Sorumsuz Sorumlu

Sıkıcı bir okul gününün sonunda eve varmak üzereydi. Kardeşinin okuldan çıkmasına daha bir saat vardı. Ve o bu süreyi uyuyarak geçirecekti. Çünkü bugün ağırlıklı olarak sayısal dersler görmüştü ve son iki saat basketbol oynayarak vücudunu fazlasıyla yormuştu. Kardeşi daha küçüktü ve tek başına okula gidip gelemiyordu. Anne ve babası çalıştığı için bu sıkıcı görev ona verilmişti. Kardeşinin bir an önce büyümesini istiyordu. Çünkü bunu yapmaktan fazlasıyla sıkılmıştı. Özellikle böyle yorgun olduğu günlerde kardeşiyle ilgilenmek işkence gibiydi. Bazen anne ve babasının onu kardeşine bakması için bu dünyaya getirdiğini düşünüyordu. Kardeşi yüzünden çıkışta arkadaşlarıyla top oynayamıyor, onlarla vakit geçiremiyordu. Ve arkadaşları arasında dalga konusu oluyordu. Bu düşünceler içerisinde boğulurken eve varmıştı. Eve girer girmez çantasını odaya fırlattı ve kendini yatağa attı. Yorgundu... Fazla yorgun... Alarmı kurması gerekiyordu. Çünkü yarım saat sonra uyanmalıydı. Telefonu eline aldığı sırada annesi aradı. Annesiyle konuştuktan sonra telefonu sinirle kapattı ve yumruğunu duvara geçirdi. Sıkılmıştı. Bu evin annesi, babası ya da hizmetçisi değildi. Ama peki neden öyle davranıyorlardı? Annesi ondan kardeşini alırken ekmek almasını, geldiğinde çöpleri dökmesini, yemeği ısıtmasını ve kardeşinin ödevlerine yardım etmesini istemişti. Bir an bir yerde hizmetçi olarak çalışmayı düşündü. En azından karşılığında para kazanırdı. Ahhh!! Yemeği ısıtmak da neyin nesiydi?
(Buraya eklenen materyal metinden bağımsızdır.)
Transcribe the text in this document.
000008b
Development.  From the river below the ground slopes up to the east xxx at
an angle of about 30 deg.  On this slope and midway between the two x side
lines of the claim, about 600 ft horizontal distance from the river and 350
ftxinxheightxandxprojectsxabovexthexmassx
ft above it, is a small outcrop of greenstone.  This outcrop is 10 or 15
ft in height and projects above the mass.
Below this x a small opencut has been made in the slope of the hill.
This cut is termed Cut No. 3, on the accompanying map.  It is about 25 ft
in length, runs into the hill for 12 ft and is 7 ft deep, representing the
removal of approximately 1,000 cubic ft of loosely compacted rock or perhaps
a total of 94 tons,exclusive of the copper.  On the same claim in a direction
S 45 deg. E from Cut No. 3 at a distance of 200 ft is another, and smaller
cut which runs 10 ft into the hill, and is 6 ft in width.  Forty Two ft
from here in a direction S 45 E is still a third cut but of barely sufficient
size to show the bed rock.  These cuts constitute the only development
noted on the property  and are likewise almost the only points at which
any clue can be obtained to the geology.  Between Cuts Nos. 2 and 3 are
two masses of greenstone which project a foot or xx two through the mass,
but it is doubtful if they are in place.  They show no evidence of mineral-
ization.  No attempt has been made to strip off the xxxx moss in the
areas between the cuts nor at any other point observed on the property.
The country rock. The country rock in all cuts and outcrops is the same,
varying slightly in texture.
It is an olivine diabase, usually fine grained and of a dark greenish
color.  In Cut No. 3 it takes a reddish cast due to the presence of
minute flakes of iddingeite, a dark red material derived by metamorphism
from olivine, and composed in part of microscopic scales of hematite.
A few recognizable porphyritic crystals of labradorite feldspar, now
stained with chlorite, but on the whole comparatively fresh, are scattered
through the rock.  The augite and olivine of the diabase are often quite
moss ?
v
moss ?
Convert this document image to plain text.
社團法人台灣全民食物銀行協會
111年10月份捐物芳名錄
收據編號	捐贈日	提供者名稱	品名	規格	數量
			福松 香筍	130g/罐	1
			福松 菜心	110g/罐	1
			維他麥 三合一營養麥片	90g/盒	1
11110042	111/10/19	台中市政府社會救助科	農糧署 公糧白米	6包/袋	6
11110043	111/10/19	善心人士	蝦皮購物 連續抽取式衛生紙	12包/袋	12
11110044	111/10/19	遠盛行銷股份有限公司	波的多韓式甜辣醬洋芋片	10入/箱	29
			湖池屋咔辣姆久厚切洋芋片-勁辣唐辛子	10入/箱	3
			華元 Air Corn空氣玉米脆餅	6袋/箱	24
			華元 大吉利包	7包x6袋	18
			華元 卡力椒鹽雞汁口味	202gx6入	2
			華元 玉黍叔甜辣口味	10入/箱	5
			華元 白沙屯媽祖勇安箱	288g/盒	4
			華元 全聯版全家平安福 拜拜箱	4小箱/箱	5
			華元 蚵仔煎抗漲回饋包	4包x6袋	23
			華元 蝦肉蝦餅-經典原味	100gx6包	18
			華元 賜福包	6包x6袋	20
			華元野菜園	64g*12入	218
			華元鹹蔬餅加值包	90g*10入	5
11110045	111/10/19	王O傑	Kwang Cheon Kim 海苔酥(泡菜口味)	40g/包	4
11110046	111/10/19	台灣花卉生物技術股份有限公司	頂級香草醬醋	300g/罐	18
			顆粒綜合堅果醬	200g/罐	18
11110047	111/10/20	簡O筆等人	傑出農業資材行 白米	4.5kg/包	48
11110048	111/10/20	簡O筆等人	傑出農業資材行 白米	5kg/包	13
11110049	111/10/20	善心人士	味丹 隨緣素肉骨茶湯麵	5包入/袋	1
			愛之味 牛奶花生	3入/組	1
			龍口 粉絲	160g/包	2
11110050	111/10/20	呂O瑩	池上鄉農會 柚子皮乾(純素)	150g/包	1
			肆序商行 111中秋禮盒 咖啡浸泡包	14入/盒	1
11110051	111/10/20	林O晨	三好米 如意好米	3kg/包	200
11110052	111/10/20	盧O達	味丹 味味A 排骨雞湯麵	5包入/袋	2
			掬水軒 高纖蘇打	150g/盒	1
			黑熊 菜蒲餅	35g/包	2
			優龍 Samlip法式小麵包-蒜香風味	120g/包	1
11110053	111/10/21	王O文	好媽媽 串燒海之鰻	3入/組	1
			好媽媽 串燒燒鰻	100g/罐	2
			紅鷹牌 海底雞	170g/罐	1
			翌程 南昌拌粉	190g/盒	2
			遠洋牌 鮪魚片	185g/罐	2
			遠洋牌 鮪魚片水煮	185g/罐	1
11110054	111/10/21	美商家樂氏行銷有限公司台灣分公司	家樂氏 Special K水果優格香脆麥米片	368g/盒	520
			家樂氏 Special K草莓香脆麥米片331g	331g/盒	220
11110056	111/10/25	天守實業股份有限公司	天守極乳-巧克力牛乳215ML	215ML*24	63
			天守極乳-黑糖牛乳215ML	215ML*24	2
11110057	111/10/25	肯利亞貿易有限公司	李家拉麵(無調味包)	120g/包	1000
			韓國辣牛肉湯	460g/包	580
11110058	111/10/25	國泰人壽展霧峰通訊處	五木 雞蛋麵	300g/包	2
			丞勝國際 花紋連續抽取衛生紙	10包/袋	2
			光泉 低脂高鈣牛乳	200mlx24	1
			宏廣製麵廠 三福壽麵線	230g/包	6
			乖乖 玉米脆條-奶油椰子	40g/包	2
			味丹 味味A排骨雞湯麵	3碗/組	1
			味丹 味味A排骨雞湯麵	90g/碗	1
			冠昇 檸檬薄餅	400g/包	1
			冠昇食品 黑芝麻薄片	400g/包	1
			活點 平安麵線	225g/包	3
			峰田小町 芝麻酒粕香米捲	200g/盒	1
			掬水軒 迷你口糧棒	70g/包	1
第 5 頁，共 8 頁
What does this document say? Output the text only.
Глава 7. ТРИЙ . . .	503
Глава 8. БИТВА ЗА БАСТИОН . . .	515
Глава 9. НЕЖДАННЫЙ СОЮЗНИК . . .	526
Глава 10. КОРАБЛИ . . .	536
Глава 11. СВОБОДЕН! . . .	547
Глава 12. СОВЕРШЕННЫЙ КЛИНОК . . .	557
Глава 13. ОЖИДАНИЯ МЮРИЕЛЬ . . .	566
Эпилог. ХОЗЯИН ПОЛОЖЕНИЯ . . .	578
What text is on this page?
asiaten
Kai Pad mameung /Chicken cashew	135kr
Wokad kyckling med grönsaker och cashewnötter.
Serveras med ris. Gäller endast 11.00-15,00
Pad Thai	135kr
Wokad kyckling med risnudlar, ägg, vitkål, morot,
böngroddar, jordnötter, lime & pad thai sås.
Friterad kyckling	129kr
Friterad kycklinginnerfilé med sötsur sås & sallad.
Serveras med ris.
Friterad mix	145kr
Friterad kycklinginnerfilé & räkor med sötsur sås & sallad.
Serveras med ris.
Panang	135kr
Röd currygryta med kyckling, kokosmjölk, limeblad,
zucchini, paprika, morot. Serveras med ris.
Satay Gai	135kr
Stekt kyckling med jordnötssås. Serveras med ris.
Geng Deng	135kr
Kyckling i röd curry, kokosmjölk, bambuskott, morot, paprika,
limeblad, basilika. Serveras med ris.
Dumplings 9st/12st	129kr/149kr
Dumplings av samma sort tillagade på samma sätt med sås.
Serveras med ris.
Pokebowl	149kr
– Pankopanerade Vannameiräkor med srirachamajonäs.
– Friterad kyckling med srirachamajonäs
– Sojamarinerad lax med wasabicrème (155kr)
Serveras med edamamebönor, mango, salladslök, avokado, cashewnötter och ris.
Hem o kız işi değil miydi? Bütün uykusu kaçmıştı. Ve fazla öfkeliydi. Bugün doğum günüydü ve annesi onu kutlamak yerine yine bir sürü iş buyurmuştu. Saatte baktığında kardeşinin çıkmasına daha kırk dakika olduğunu gördü. En azından gözlerini dinlendirebilirdi. Gözlerini kapattı. Ve çok yorgun olduğunu birkez daha anladı. Uyumaması gerekiyordu fakat gözlerini açamıyordu. Artık direnemeyeceğini anladı ve kendini uykuya teslim etti...
Telefonunun çalmasıyla uyandı. Hava kararmıştı. Arayanın annesi olduğunu gördü. Annesi mi? Hava mı kararmıştı? Peki ya kardeşi?O neredeydi?
O bunları düşünürken telefonu ısrarla çalıyordu. Fakat açmaya cesareti yoktu. Açsa ne diyecekti ki? Peki ne yapmalıydı? ARAMAK!!! Evet! Aramalıydı. Ayakkabısını giyip kendini dışarı attı. Koşarak kardeşinin okulunun önüne geldi. Fakat kimse yoktu. Saatte bakınca iki buçuk saat geç geldiğini anladı. Annesinin ve babasının gelmesine yarım saat vardı. Peki lanet olası kardeşi neredeydi? Tek başına okula gidip eve gelemiyordu. Ve üstelik şimdi ortada yoktu. Onu bulamazsa neler olacağını düşünmek bile istemiyordu. O sırada yine telefonu çaldı. Annesiydi. Açmak zorundaydı. Elleri titreye titreye açtı telefonu.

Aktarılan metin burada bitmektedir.